- Directed by: Luciano Ricci
- Screenplay by: Gianni Astolfi; Ernesto Gastaldi; Ennio Mancini;
- Produced by: Marco Vicario
- Starring: Lang Jeffries; Rossana Podestà; Philippe Leroy;
- Cinematography: Silvano Ippoliti
- Edited by: Roberto Cinquini
- Production companies: Atlantica Cinematografica Produzione Films; Film Servis;
- Release date: September 1962 (Italy);
- Running time: 95 minutes
- Countries: Italy; Yugoslavia;

= Alone Against Rome =

1962 film

Alone Against Rome (Solo contro Roma, also known as Vengeance of the Gladiators) is a 1962 peplum film directed by Luciano Ricci and starring Lang Jeffries and Rossana Podestà.

==Cast==
- Lang Jeffries as Brennus
- Rossana Podestà as Fabiola
- Philippe Leroy as Sylla
- Gabriele Tinti as Goruk
- Luciana Angiolillo as Saron's Servant
- Giorgio Nenadovic as Centurion Caius
- Goffredo Unger as Old Christian
- Rinaldo Zamperla as Light Blond Prisoner

==Release==
Alone Against Rome was released in September 1962 in Italy.
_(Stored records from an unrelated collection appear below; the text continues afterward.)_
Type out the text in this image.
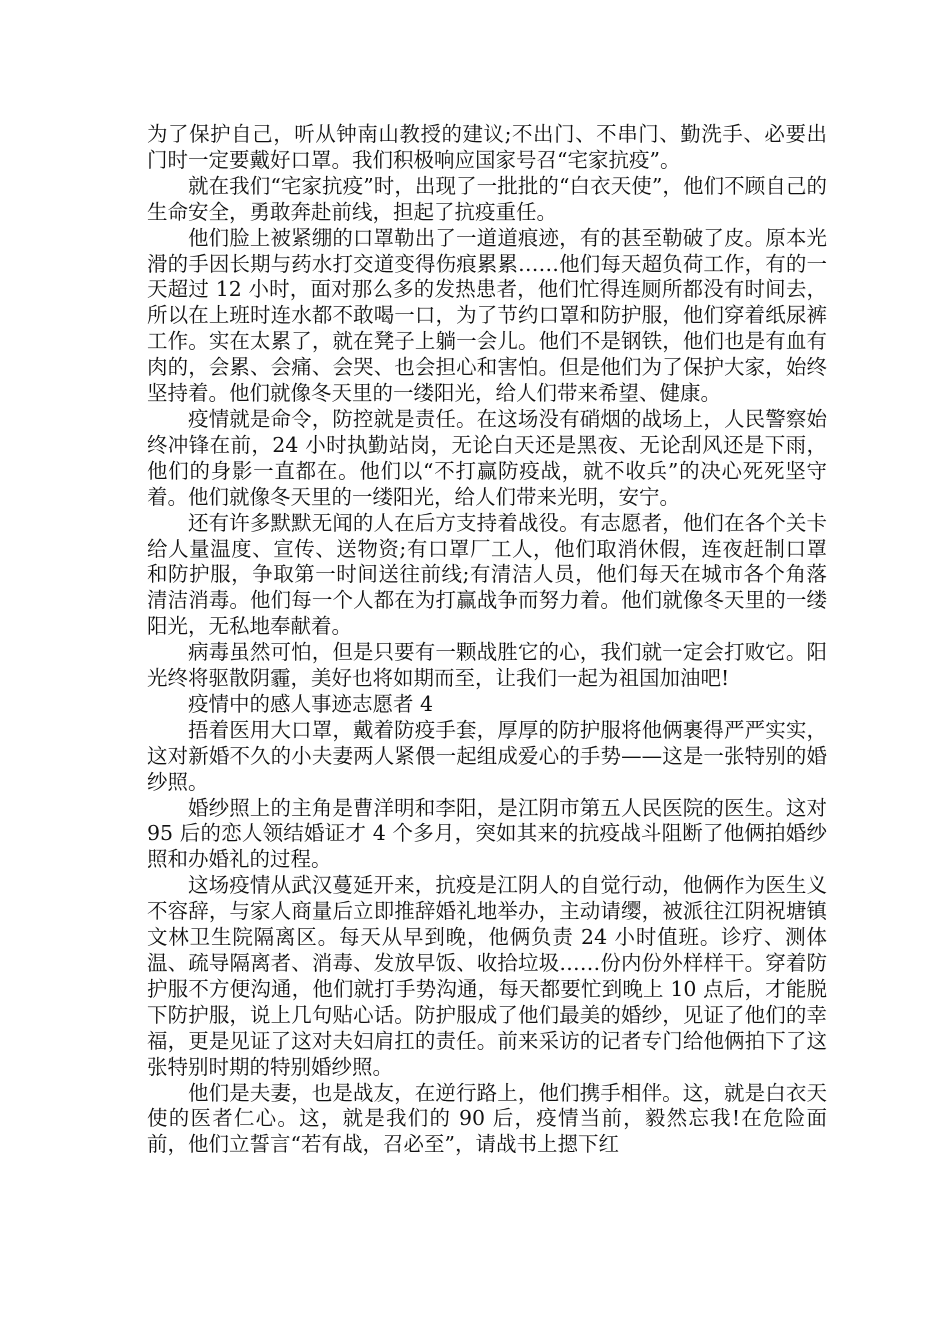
为了保护自己，听从钟南山教授的建议;不出门、不串门、勤洗手、必要出门时一定要戴好口罩。我们积极响应国家号召“宅家抗疫”。

就在我们“宅家抗疫”时，出现了一批批的“白衣天使”，他们不顾自己的生命安全，勇敢奔赴前线，担起了抗疫重任。

他们脸上被紧绷的口罩勒出了一道道痕迹，有的甚至勒破了皮。原本光滑的手因长期与药水打交道变得伤痕累累……他们每天超负荷工作，有的一天超过 12 小时，面对那么多的发热患者，他们忙得连厕所都没有时间去，所以在上班时连水都不敢喝一口，为了节约口罩和防护服，他们穿着纸尿裤工作。实在太累了，就在凳子上躺一会儿。他们不是钢铁，他们也是有血有肉的，会累、会痛、会哭、也会担心和害怕。但是他们为了保护大家，始终坚持着。他们就像冬天里的一缕阳光，给人们带来希望、健康。

疫情就是命令，防控就是责任。在这场没有硝烟的战场上，人民警察始终冲锋在前，24 小时执勤站岗，无论白天还是黑夜、无论刮风还是下雨，他们的身影一直都在。他们以“不打赢防疫战，就不收兵”的决心死死坚守着。他们就像冬天里的一缕阳光，给人们带来光明，安宁。

还有许多默默无闻的人在后方支持着战役。有志愿者，他们在各个关卡给人量温度、宣传、送物资;有口罩厂工人，他们取消休假，连夜赶制口罩和防护服，争取第一时间送往前线;有清洁人员，他们每天在城市各个角落清洁消毒。他们每一个人都在为打赢战争而努力着。他们就像冬天里的一缕阳光，无私地奉献着。

病毒虽然可怕，但是只要有一颗战胜它的心，我们就一定会打败它。阳光终将驱散阴霾，美好也将如期而至，让我们一起为祖国加油吧!

疫情中的感人事迹志愿者 4

捂着医用大口罩，戴着防疫手套，厚厚的防护服将他俩裹得严严实实，这对新婚不久的小夫妻两人紧偎一起组成爱心的手势——这是一张特别的婚纱照。

婚纱照上的主角是曹洋明和李阳，是江阴市第五人民医院的医生。这对 95 后的恋人领结婚证才 4 个多月，突如其来的抗疫战斗阻断了他俩拍婚纱照和办婚礼的过程。

这场疫情从武汉蔓延开来，抗疫是江阴人的自觉行动，他俩作为医生义不容辞，与家人商量后立即推辞婚礼地举办，主动请缨，被派往江阴祝塘镇文林卫生院隔离区。每天从早到晚，他俩负责 24 小时值班。诊疗、测体温、疏导隔离者、消毒、发放早饭、收拾垃圾……份内份外样样干。穿着防护服不方便沟通，他们就打手势沟通，每天都要忙到晚上 10 点后，才能脱下防护服，说上几句贴心话。防护服成了他们最美的婚纱，见证了他们的幸福，更是见证了这对夫妇肩扛的责任。前来采访的记者专门给他俩拍下了这张特别时期的特别婚纱照。

他们是夫妻，也是战友，在逆行路上，他们携手相伴。这，就是白衣天使的医者仁心。这，就是我们的 90 后，疫情当前，毅然忘我!在危险面前，他们立誓言“若有战，召必至”，请战书上摁下红
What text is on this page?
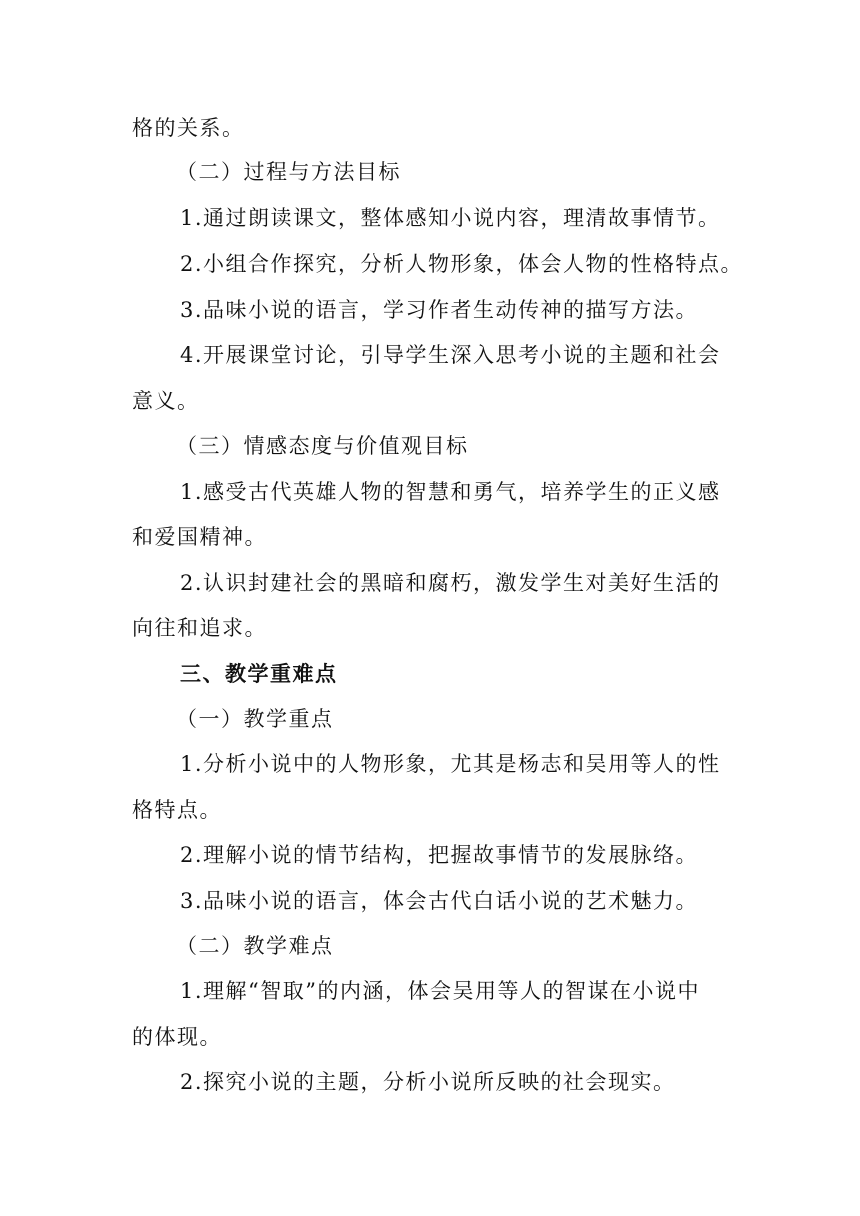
格的关系。
（二）过程与方法目标
1.通过朗读课文，整体感知小说内容，理清故事情节。
2.小组合作探究，分析人物形象，体会人物的性格特点。
3.品味小说的语言，学习作者生动传神的描写方法。
4.开展课堂讨论，引导学生深入思考小说的主题和社会
意义。
（三）情感态度与价值观目标
1.感受古代英雄人物的智慧和勇气，培养学生的正义感
和爱国精神。
2.认识封建社会的黑暗和腐朽，激发学生对美好生活的
向往和追求。
三、教学重难点
（一）教学重点
1.分析小说中的人物形象，尤其是杨志和吴用等人的性
格特点。
2.理解小说的情节结构，把握故事情节的发展脉络。
3.品味小说的语言，体会古代白话小说的艺术魅力。
（二）教学难点
1.理解“智取”的内涵，体会吴用等人的智谋在小说中
的体现。
2.探究小说的主题，分析小说所反映的社会现实。
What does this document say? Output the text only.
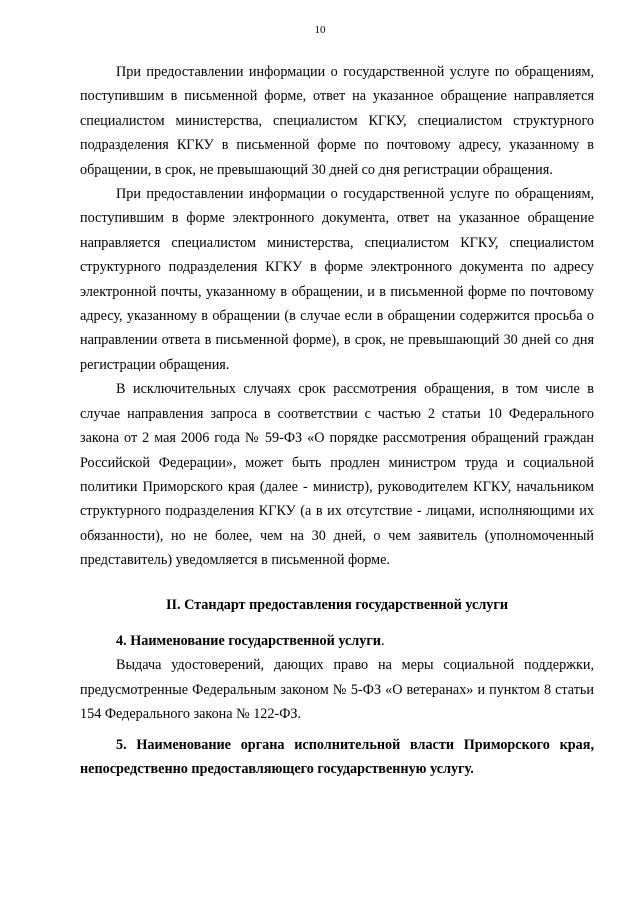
10

При предоставлении информации о государственной услуге по обращениям, поступившим в письменной форме, ответ на указанное обращение направляется специалистом министерства, специалистом КГКУ, специалистом структурного подразделения КГКУ в письменной форме по почтовому адресу, указанному в обращении, в срок, не превышающий 30 дней со дня регистрации обращения.

При предоставлении информации о государственной услуге по обращениям, поступившим в форме электронного документа, ответ на указанное обращение направляется специалистом министерства, специалистом КГКУ, специалистом структурного подразделения КГКУ в форме электронного документа по адресу электронной почты, указанному в обращении, и в письменной форме по почтовому адресу, указанному в обращении (в случае если в обращении содержится просьба о направлении ответа в письменной форме), в срок, не превышающий 30 дней со дня регистрации обращения.

В исключительных случаях срок рассмотрения обращения, в том числе в случае направления запроса в соответствии с частью 2 статьи 10 Федерального закона от 2 мая 2006 года № 59-ФЗ «О порядке рассмотрения обращений граждан Российской Федерации», может быть продлен министром труда и социальной политики Приморского края (далее - министр), руководителем КГКУ, начальником структурного подразделения КГКУ (а в их отсутствие - лицами, исполняющими их обязанности), но не более, чем на 30 дней, о чем заявитель (уполномоченный представитель) уведомляется в письменной форме.

II. Стандарт предоставления государственной услуги

4. Наименование государственной услуги.

Выдача удостоверений, дающих право на меры социальной поддержки, предусмотренные Федеральным законом № 5-ФЗ «О ветеранах» и пунктом 8 статьи 154 Федерального закона № 122-ФЗ.

5. Наименование органа исполнительной власти Приморского края, непосредственно предоставляющего государственную услугу.
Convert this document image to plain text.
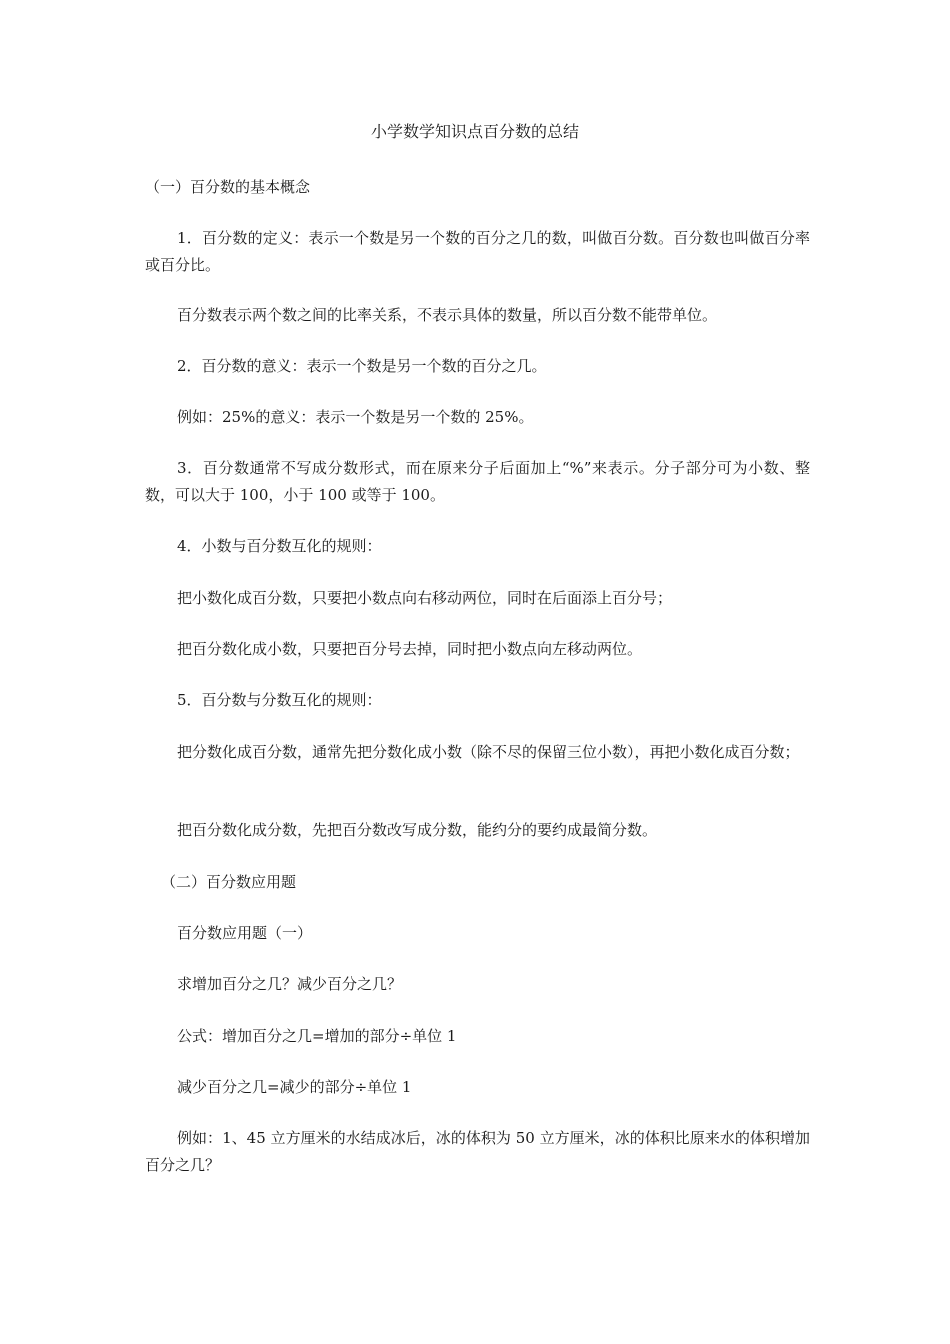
小学数学知识点百分数的总结

（一）百分数的基本概念

1．百分数的定义：表示一个数是另一个数的百分之几的数，叫做百分数。百分数也叫做百分率或百分比。

百分数表示两个数之间的比率关系，不表示具体的数量，所以百分数不能带单位。

2．百分数的意义：表示一个数是另一个数的百分之几。

例如：25%的意义：表示一个数是另一个数的 25%。

3．百分数通常不写成分数形式，而在原来分子后面加上“%”来表示。分子部分可为小数、整数，可以大于 100，小于 100 或等于 100。

4．小数与百分数互化的规则：

把小数化成百分数，只要把小数点向右移动两位，同时在后面添上百分号；

把百分数化成小数，只要把百分号去掉，同时把小数点向左移动两位。

5．百分数与分数互化的规则：

把分数化成百分数，通常先把分数化成小数（除不尽的保留三位小数），再把小数化成百分数；

把百分数化成分数，先把百分数改写成分数，能约分的要约成最简分数。

（二）百分数应用题

百分数应用题（一）

求增加百分之几？减少百分之几？

公式：增加百分之几=增加的部分÷单位 1

减少百分之几=减少的部分÷单位 1

例如：1、45 立方厘米的水结成冰后，冰的体积为 50 立方厘米，冰的体积比原来水的体积增加百分之几？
It was later released in the United States in December 1963 with a 100-minute running time.

==Reception==
In a contemporary review, the Monthly Film Bulletin described the film as a "lavishly staged" and "shot in pale, restrained colours, this Italian spectacle reduces dialogue to the minimum and concentrates on as varied a display of violent action as the most eager fan could wish for, ranging from ambushes in the forest to bloody underground revolutions and equally savage gladiatorial contests." The review noted that "one has to forget the vapid, dubbed dialogue, and lumbering acting (the one exception being Philippe Leroy's villainous, cold-eyed Silla)." The review also noted the second-unit director Riccardo Freda, noting that "The arena scenes, in particular, are directed with a fine sense of movement and camera style by Riccardo Freda, who has now joined that select band of second unit directors on whom this kind of film tends to rely."